Studia Historica Septentrionalia 58

Summary:

Juho Kotakallio, The Agent Who Did Not Return.

In the autumn of 1925 a famous British agent, Sidney Reilly, travelled from New York to Paris, where he met with a Russian White General, Alexandr Kutepov, and a British Secret Intelligence Service (SIS) officer, Ernest Boyce. Reilly was one of the most active anti-Bolshevik agents working worked against the Soviet regime. The men discussed a counter-revolutionary organisation, the Trust, which was operating inside the Soviet Union. They thought that the Trust could create a counter-revolution in the Soviet Union and lift anti-Bolshevik forces to power.

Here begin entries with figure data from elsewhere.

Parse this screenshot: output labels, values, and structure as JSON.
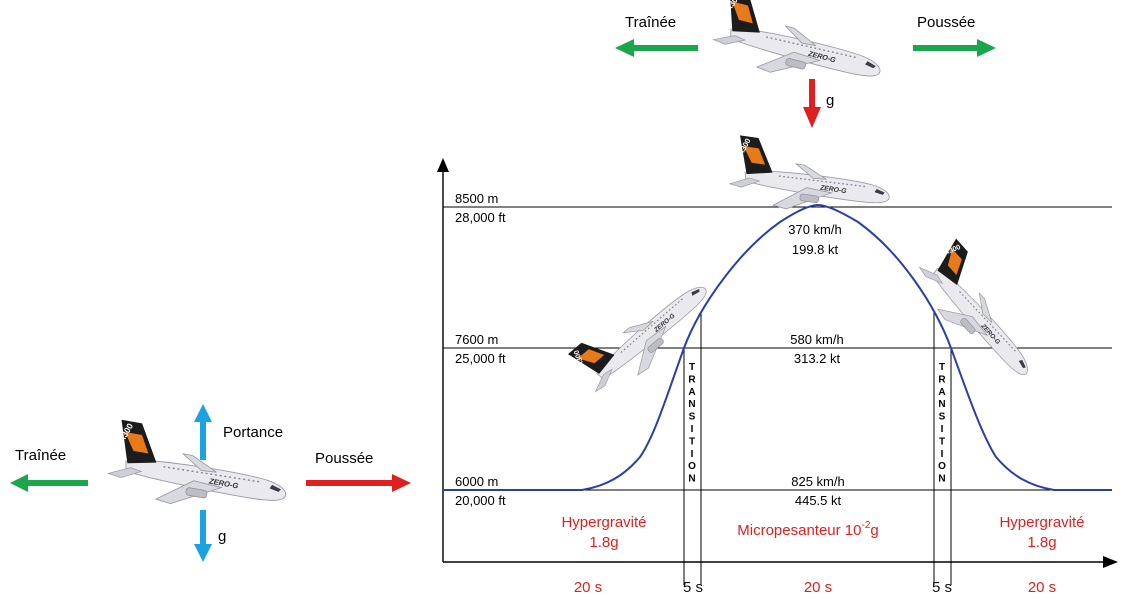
{
  "colors": {
    "green_arrow": "#1aa64a",
    "red_arrow": "#e02020",
    "blue_arrow": "#1aa3de",
    "curve": "#2b3fa6",
    "red_text": "#e02020",
    "plane_body": "#e8e8ec",
    "plane_tail": "#1a1a1a",
    "plane_stripe": "#e87a1a"
  },
  "icons": [
    "airplane-icon"
  ],
  "top_forces": {
    "drag": "Traînée",
    "thrust": "Poussée",
    "gravity": "g"
  },
  "left_forces": {
    "drag": "Traînée",
    "thrust": "Poussée",
    "lift": "Portance",
    "gravity": "g"
  },
  "plane_marks": {
    "tail_text": "A300",
    "body_text": "ZERO-G"
  },
  "altitudes": [
    {
      "m": "8500 m",
      "ft": "28,000 ft"
    },
    {
      "m": "7600 m",
      "ft": "25,000 ft"
    },
    {
      "m": "6000 m",
      "ft": "20,000 ft"
    }
  ],
  "speeds": [
    {
      "kmh": "370 km/h",
      "kt": "199.8 kt"
    },
    {
      "kmh": "580 km/h",
      "kt": "313.2 kt"
    },
    {
      "kmh": "825 km/h",
      "kt": "445.5 kt"
    }
  ],
  "phases": {
    "hyper_left": {
      "line1": "Hypergravité",
      "line2": "1.8g"
    },
    "micro": {
      "text": "Micropesanteur 10",
      "exp": "-2",
      "suffix": "g"
    },
    "hyper_right": {
      "line1": "Hypergravité",
      "line2": "1.8g"
    }
  },
  "transition_label": "TRANSITION",
  "durations": [
    "20 s",
    "5 s",
    "20 s",
    "5 s",
    "20 s"
  ]
}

After the meeting Sidney Reilly continued to Finland, where he met with two couriers of Kutepov and the Trust. He was then informed that he needed to proceed to Vyborg to meet with representatives of the Trust. Vyborg was the nearest border city on the Finnish side before the Russo-Finnish border. After meeting with the representatives of the Trust, Reilly was convinced that the counter-revolutionary organisation was the solution to overthrow the Bolshevik regime. He relied on a Trust agent named Alexandr Yakushev, who promised him a safe visit to the Soviet Union. Reilly accepted the invitation to meet with the highest chiefs of the Trust in Leningrad and Moscow.

Reilly crossed the Russo-Finnish border in late September 1925. He travelled to Leningrad and Moscow, as planned, but was imprisoned by the Soviet secret police, the OGPU. It turned out that the Trust in fact was a plot created by the OGPU to destroy anti-Bolsheviks and white émigrés. Reilly was interrogated at the headquarters of the secret police and threatened with death sentence, which he had already been sentenced to in 1918. Reilly, who had survived before, could not avoid his destiny despite sharing information about his activities and accomplices, and was shot.

The fact that Reilly did not return to Finland raised questions about his destiny, which remained unanswered for years. Had he been shot at the border or had he defected to the Soviet side? Latest research has solved the mystery and undoubtedly established that agent Sidney Reilly died in Moscow 1925.